How they were constructed:

The first, most eastern box, was constructed using 40 cinderblocks which costs a total of $60, so that the internal dimensions are approximately 4x20ft. The second was constructed using 2×4 braces and cedar fencing boards, these materials were salvaged and free:) I used weed blocking lining paper and recycled cardboard to line the bottom of the cinderblock bed and the wooden bed has no lining since it is 18″ deep.

How they were filled:

The cinderblock bed was first filled with as much homemade compost and leaves as we had, which only filled the bed 1/3 of the depth. The rest of the depth was filled with 2 ($22 each) bags of vermiculite, 15 ($2 each) bags of manure humus, and 2 ($8 each) bags of peat moss.

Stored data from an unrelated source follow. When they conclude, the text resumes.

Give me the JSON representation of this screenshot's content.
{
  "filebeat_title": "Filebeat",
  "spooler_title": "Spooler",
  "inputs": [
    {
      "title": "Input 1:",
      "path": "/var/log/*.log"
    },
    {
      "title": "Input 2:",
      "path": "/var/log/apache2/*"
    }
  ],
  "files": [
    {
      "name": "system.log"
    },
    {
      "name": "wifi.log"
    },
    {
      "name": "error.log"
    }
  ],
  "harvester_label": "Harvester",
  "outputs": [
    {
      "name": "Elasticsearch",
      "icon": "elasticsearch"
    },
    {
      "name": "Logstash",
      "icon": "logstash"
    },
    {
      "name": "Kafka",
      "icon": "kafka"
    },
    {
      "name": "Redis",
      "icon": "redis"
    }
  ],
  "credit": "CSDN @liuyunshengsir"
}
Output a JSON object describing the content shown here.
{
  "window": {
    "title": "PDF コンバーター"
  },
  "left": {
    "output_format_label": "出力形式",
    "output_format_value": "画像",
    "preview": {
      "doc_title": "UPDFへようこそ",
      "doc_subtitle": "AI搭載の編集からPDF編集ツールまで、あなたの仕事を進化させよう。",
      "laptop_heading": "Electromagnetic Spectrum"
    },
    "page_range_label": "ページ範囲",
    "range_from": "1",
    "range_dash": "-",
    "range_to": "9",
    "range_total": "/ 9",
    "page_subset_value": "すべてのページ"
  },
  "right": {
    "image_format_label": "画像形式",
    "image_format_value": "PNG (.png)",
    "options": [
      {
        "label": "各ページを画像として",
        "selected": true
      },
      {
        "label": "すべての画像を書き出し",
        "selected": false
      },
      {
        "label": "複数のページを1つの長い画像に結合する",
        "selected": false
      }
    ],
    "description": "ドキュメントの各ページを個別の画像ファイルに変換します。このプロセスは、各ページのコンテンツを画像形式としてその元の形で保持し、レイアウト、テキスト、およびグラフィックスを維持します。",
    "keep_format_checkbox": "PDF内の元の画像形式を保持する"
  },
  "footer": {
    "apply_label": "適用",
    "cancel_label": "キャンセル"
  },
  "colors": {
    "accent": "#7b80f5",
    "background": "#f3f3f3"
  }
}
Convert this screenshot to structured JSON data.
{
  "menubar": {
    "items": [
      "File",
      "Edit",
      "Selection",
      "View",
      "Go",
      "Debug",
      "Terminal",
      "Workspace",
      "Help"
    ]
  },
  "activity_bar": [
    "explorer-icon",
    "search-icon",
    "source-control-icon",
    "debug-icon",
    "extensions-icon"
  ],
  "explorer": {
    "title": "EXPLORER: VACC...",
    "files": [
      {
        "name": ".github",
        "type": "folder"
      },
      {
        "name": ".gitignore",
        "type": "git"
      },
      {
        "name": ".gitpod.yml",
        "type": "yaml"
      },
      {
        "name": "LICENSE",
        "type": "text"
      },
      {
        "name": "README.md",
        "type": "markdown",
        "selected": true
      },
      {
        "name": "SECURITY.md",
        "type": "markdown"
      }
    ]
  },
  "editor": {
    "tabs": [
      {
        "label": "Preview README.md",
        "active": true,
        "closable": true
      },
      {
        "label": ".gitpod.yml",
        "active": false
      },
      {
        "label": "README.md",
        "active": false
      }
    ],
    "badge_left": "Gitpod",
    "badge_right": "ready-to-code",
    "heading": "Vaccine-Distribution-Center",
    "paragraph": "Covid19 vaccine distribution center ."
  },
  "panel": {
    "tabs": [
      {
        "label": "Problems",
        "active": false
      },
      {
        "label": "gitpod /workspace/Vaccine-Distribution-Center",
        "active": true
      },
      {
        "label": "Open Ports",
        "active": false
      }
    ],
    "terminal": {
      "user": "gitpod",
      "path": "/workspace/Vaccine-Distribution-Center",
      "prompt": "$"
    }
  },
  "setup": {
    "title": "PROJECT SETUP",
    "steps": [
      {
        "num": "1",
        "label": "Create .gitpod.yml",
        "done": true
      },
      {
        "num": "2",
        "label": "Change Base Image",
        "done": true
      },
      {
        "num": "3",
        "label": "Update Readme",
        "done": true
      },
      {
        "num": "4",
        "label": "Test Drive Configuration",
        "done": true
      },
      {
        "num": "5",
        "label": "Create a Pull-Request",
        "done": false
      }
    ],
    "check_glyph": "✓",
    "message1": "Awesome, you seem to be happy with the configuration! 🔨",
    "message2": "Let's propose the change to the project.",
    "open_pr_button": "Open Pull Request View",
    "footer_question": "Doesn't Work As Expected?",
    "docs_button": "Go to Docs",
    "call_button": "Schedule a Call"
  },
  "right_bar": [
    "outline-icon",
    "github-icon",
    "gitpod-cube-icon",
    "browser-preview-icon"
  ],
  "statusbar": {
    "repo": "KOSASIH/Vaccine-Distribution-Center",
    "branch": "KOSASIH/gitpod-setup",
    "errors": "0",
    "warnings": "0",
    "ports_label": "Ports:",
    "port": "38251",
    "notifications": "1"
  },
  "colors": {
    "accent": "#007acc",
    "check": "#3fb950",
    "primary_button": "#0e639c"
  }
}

The wooden bed was filled with yard waste and compost to about 1/2 the depth. I plan to fill them 3/4 of the way with manure and then top them off with homemade potting mix.

How they were irrigated:

I used SoakerPro System ($25) an additional 25ft line ($10) and this Orbit watering timer ($45).

Today the plan is to finish constructing the compost bin that will be at the northern end of the wooden bed and the 2×4 ft bed that will connect the two beds at the southern end. I will also go buy about 20 bags of manure and fill the beds with them. I will also start some more seedlings today.